Après l’embargo sur le charbon russe décidé cet été, voici venue l’heure de l’embargo sur le pétrole russe, manne considérable pour le Kremlin. Depuis le début de la guerre en Ukraine, la Russie a en effet gagné 67 milliards d’euros grâce à ses ventes de pétrole aux pays de l’Union européenne. La mesure entrée en vigueur porte plus précisément sur 90 % des importations d’or noir, car elle ne concerne que celles effectuées par voie maritime. Les livraisons parvenant par oléoduc bénéficient quant à elle d’une exception afin de permettre à des pays « enclavés », sans accès à la mer, d’être alimentés. Le compromis permet notamment à la Hongrie, la Slovaquie et la République Tchèque de continuer à être fournis.

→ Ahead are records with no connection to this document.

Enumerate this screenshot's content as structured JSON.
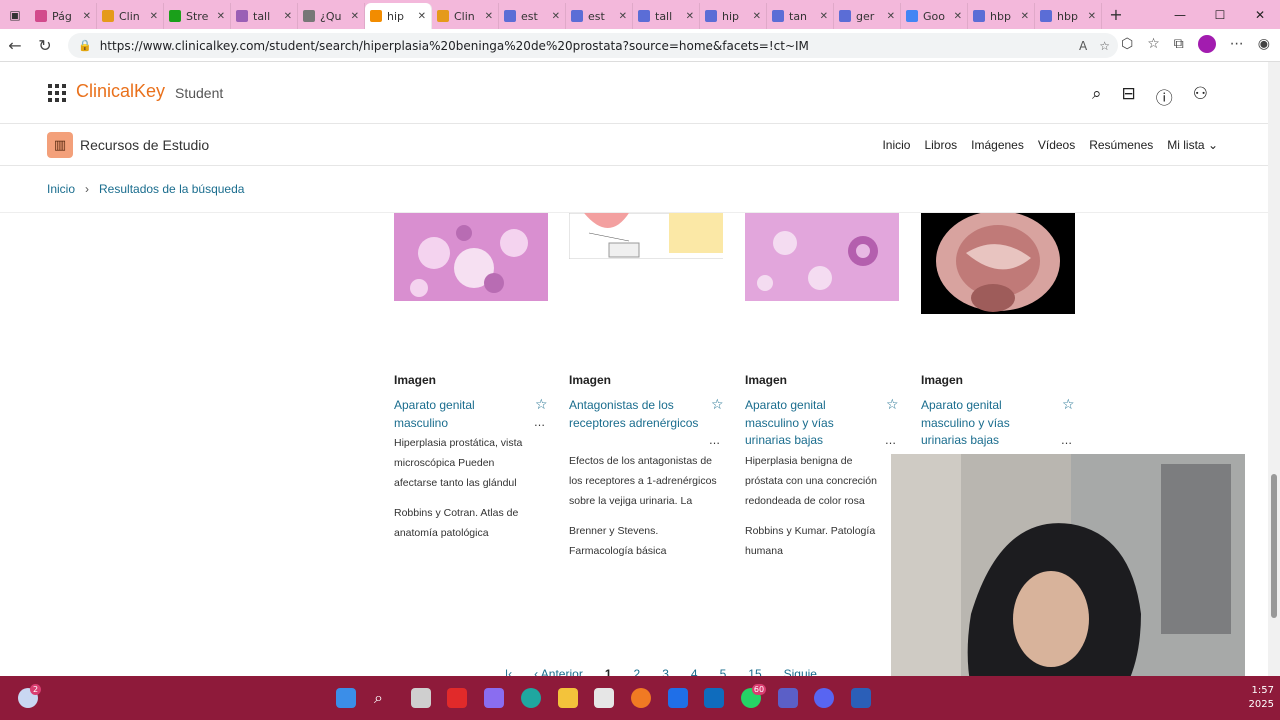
{
  "browser": {
    "tabs": [
      {
        "title": "Pág",
        "color": "#d24a8c",
        "active": false
      },
      {
        "title": "Clin",
        "color": "#e59a1b",
        "active": false
      },
      {
        "title": "Stre",
        "color": "#1aa01a",
        "active": false
      },
      {
        "title": "tall",
        "color": "#9a5fb5",
        "active": false
      },
      {
        "title": "¿Qu",
        "color": "#777777",
        "active": false
      },
      {
        "title": "hip",
        "color": "#f28c00",
        "active": true
      },
      {
        "title": "Clin",
        "color": "#e59a1b",
        "active": false
      },
      {
        "title": "est",
        "color": "#5b6dd6",
        "active": false
      },
      {
        "title": "est",
        "color": "#5b6dd6",
        "active": false
      },
      {
        "title": "tall",
        "color": "#5b6dd6",
        "active": false
      },
      {
        "title": "hip",
        "color": "#5b6dd6",
        "active": false
      },
      {
        "title": "tan",
        "color": "#5b6dd6",
        "active": false
      },
      {
        "title": "ger",
        "color": "#5b6dd6",
        "active": false
      },
      {
        "title": "Goo",
        "color": "#4285f4",
        "active": false
      },
      {
        "title": "hbp",
        "color": "#5b6dd6",
        "active": false
      },
      {
        "title": "hbp",
        "color": "#5b6dd6",
        "active": false
      }
    ],
    "url": "https://www.clinicalkey.com/student/search/hiperplasia%20beninga%20de%20prostata?source=home&facets=!ct~IM"
  },
  "site": {
    "logo": "ClinicalKey",
    "logo_sub": "Student",
    "section_title": "Recursos de Estudio",
    "menu": [
      "Inicio",
      "Libros",
      "Imágenes",
      "Vídeos",
      "Resúmenes",
      "Mi lista"
    ],
    "breadcrumb": [
      "Inicio",
      "Resultados de la búsqueda"
    ]
  },
  "cards": [
    {
      "type": "Imagen",
      "title": "Aparato genital masculino",
      "desc": "Hiperplasia prostática, vista microscópica Pueden afectarse tanto las glándul",
      "source": "Robbins y Cotran. Atlas de anatomía patológica"
    },
    {
      "type": "Imagen",
      "title": "Antagonistas de los receptores adrenérgicos",
      "desc": "Efectos de los antagonistas de los receptores a 1-adrenérgicos sobre la vejiga urinaria. La",
      "source": "Brenner y Stevens. Farmacología básica"
    },
    {
      "type": "Imagen",
      "title": "Aparato genital masculino y vías urinarias bajas",
      "desc": "Hiperplasia benigna de próstata con una concreción redondeada de color rosa",
      "source": "Robbins y Kumar. Patología humana"
    },
    {
      "type": "Imagen",
      "title": "Aparato genital masculino y vías urinarias bajas",
      "desc": "",
      "source": ""
    }
  ],
  "pager": {
    "prev": "Anterior",
    "pages": [
      "1",
      "2",
      "3",
      "4",
      "5",
      "15"
    ],
    "next": "Siguie"
  },
  "taskbar": {
    "time": "1:57",
    "date": "2025",
    "badge_weather": "2",
    "badge_whatsapp": "60"
  }
}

Depuis le début de l’offensive russe en février jusqu’à son net reflux face à la contre-offensive ukrainienne à la fin de l’été, les importations de brut russe avaient déjà connu une chute d’environ 40 %. Le gaz russe, qui en 2021 représentait 45 % des importations de l’UE, est quant à lui épargné par une telle mesure. Cependant ce sont les Russes qui ont décidé d’en réduire drastiquement les livraisons, dont le volume a été divisé par cinq depuis le début de l’année.

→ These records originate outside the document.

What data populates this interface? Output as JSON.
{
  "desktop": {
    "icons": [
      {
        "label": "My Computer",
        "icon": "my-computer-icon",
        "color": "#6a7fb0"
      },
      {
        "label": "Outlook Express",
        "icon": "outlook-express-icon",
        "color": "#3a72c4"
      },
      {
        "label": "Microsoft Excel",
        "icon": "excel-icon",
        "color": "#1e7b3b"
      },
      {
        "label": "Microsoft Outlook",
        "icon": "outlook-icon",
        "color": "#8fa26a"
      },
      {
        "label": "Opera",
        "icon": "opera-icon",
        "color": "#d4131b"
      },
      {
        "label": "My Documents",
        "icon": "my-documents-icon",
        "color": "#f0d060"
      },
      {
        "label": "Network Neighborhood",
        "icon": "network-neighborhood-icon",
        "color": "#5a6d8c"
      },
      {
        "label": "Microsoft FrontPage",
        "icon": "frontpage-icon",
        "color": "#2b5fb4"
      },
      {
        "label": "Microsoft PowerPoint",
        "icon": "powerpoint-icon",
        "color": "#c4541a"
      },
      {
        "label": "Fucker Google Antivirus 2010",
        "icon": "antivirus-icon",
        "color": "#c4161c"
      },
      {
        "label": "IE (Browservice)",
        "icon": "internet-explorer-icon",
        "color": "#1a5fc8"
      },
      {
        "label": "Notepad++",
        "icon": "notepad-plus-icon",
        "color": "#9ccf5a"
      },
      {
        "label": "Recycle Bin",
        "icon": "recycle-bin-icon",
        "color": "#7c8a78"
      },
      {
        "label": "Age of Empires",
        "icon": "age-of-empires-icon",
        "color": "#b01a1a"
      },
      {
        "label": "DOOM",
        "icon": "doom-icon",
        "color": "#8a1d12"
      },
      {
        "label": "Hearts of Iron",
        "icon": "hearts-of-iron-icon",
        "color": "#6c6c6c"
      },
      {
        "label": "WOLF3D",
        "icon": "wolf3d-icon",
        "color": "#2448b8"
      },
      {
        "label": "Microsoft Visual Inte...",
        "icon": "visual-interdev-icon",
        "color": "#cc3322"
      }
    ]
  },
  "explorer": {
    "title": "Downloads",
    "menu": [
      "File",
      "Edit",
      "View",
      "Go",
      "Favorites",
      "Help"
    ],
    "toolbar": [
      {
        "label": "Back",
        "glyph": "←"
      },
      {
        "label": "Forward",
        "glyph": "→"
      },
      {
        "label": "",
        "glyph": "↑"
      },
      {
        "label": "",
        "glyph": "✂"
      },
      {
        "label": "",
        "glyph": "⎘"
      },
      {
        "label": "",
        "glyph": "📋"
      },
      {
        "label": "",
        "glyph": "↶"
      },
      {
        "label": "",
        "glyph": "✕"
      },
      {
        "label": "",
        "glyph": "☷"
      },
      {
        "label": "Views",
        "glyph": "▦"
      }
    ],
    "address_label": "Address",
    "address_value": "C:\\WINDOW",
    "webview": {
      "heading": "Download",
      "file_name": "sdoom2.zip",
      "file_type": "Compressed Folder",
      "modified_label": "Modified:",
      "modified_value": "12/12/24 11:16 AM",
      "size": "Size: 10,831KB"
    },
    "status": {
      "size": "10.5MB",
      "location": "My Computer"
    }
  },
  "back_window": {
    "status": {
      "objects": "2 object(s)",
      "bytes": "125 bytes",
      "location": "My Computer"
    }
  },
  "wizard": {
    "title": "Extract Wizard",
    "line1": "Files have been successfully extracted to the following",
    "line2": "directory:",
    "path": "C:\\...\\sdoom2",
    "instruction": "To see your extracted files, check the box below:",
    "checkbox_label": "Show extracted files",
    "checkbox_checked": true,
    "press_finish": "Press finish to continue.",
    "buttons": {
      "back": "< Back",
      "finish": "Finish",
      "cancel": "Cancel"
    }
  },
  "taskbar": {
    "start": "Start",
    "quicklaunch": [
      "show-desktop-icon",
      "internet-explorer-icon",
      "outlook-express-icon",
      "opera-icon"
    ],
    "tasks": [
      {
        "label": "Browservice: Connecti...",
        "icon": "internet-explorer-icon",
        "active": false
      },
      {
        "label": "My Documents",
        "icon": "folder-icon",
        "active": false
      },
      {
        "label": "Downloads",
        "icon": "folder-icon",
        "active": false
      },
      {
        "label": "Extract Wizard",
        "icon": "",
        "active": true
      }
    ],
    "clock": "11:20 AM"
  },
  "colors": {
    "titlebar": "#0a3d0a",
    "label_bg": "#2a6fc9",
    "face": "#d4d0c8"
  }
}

60 dollars le baril russe de brut : encore trop cher ?

A l’embargo s’ajoute le plafonnement du prix du baril de brut russe à 60 dollars, « prix maximum auquel un pays tiers pourra acheter le pétrole russe tout en ayant accès aux assurances et autres services nécessaires pour le transport maritime », explique le Figaro. Cette mesure « répond au dilemme : comment sanctionner le deuxième exportateur mondial de brut sans se sanctionner soi-même ? ». Car, explique le quotidien, les coûts de production russes demeurent sensiblement inférieurs à ce montant. Un édito du Monde explique que « les Occidentaux n’ont aucun intérêt à déstabiliser la production mondiale. Sans plus aucune goutte de pétrole russe, ses prix exploseraient en causant d’énormes dégâts sur les économies du G7. »

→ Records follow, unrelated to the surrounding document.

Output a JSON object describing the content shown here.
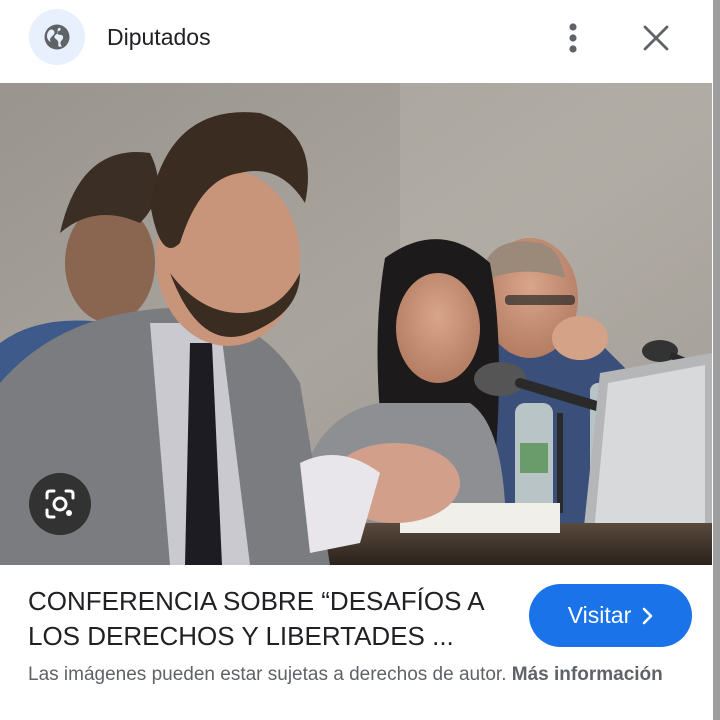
{
  "header": {
    "site_name": "Diputados",
    "icons": [
      "globe-icon",
      "more-vert-icon",
      "close-icon"
    ]
  },
  "image": {
    "description_icon": "google-lens-icon"
  },
  "result": {
    "title_line1": "CONFERENCIA SOBRE “DESAFÍOS A",
    "title_line2": "LOS DERECHOS Y LIBERTADES ...",
    "visit_label": "Visitar"
  },
  "notice": {
    "text": "Las imágenes pueden estar sujetas a derechos de autor.",
    "more_label": "Más información"
  },
  "colors": {
    "accent": "#1a73e8",
    "globe_bg": "#e8f0fe",
    "text_primary": "#202124",
    "text_secondary": "#5f6368"
  }
}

Un prix que l’Ukraine, comme la Pologne et les états baltes, auraient aimé voir plus bas. Interviewée par l’Opinion, Natalia Shapoval, présidente de l’Institut KSE, un centre de recherche de la Kyiv School of Economics, avance que ce plafond à 60 dollars « est plutôt un test du nouveau mécanisme qu’un véritable coup porté à l’économie russe ». Le centre de recherche a étudié trois scénarii sur la base de plafonds à 75, 55 et 35 dollars. Le premier apparaît inoffensif pour le Kremlin. Avec le deuxième « le budget russe serait en baisse de l’équivalent de 6 % de son PIB ». Avec un prix plafonné à 35 dollars, « le scénario préférable », « les revenus pétroliers et gaziers russes tomberont à 100 milliards de dollars en 2023, soit 2,5 fois moins qu’en 2021 ». Sans pour autant que la Russie perde un intérêt à produire et à exporter.

Une prompte diversification des approvisionnements

L’embargo de l’UE sur son pétrole incite la Russie à chercher de nouveaux marchés. Il va ainsi accroître une réorientation des flux pétroliers mondiaux, explique Francis Perrin, directeur de recherche à l’Institut de Relations Internationales et Stratégiques : « Une réorientation des flux pétroliers mondiaux est en cours avec plus de pétrole russe vers l’Asie, et plus d’importations pétrolières européennes venant des États-Unis, du Moyen-Orient ou de l’Afrique. » Les nouveaux clients sont avant tout chinois, indiens et turques. Les Européens ont de leur côté su diversifier rapidement leurs approvisionnements. Des accords gaziers ont ainsi été conclus avec les États-Unis, l’Égypte, Israël et l’Azerbaïdjan. « Un nouveau gazoduc, le Baltic Pipe, a été inauguré récemment et il relie la Norvège, qui est devenue en 2022 le premier fournisseur de gaz de l’UE, au Danemark et la Pologne », ajoute-t-il. Il note de surcroît l’importance des accords bilatéraux signés entre pays européens et pays gaziers. Le chercheur conclut qu’« il sera beaucoup plus difficile pour la Russie de se passer du marché européen pour écouler son gaz naturel que pour l’UE de se passer du gaz russe ». La pression sur la Russie n’a jamais été aussi forte afin de réduire sa capacité de destruction en Ukraine. Elle se renforcera encore l’année prochaine, puisque entrera en vigueur le 5 février 2023 un embargo européen sur les produits raffinés russes.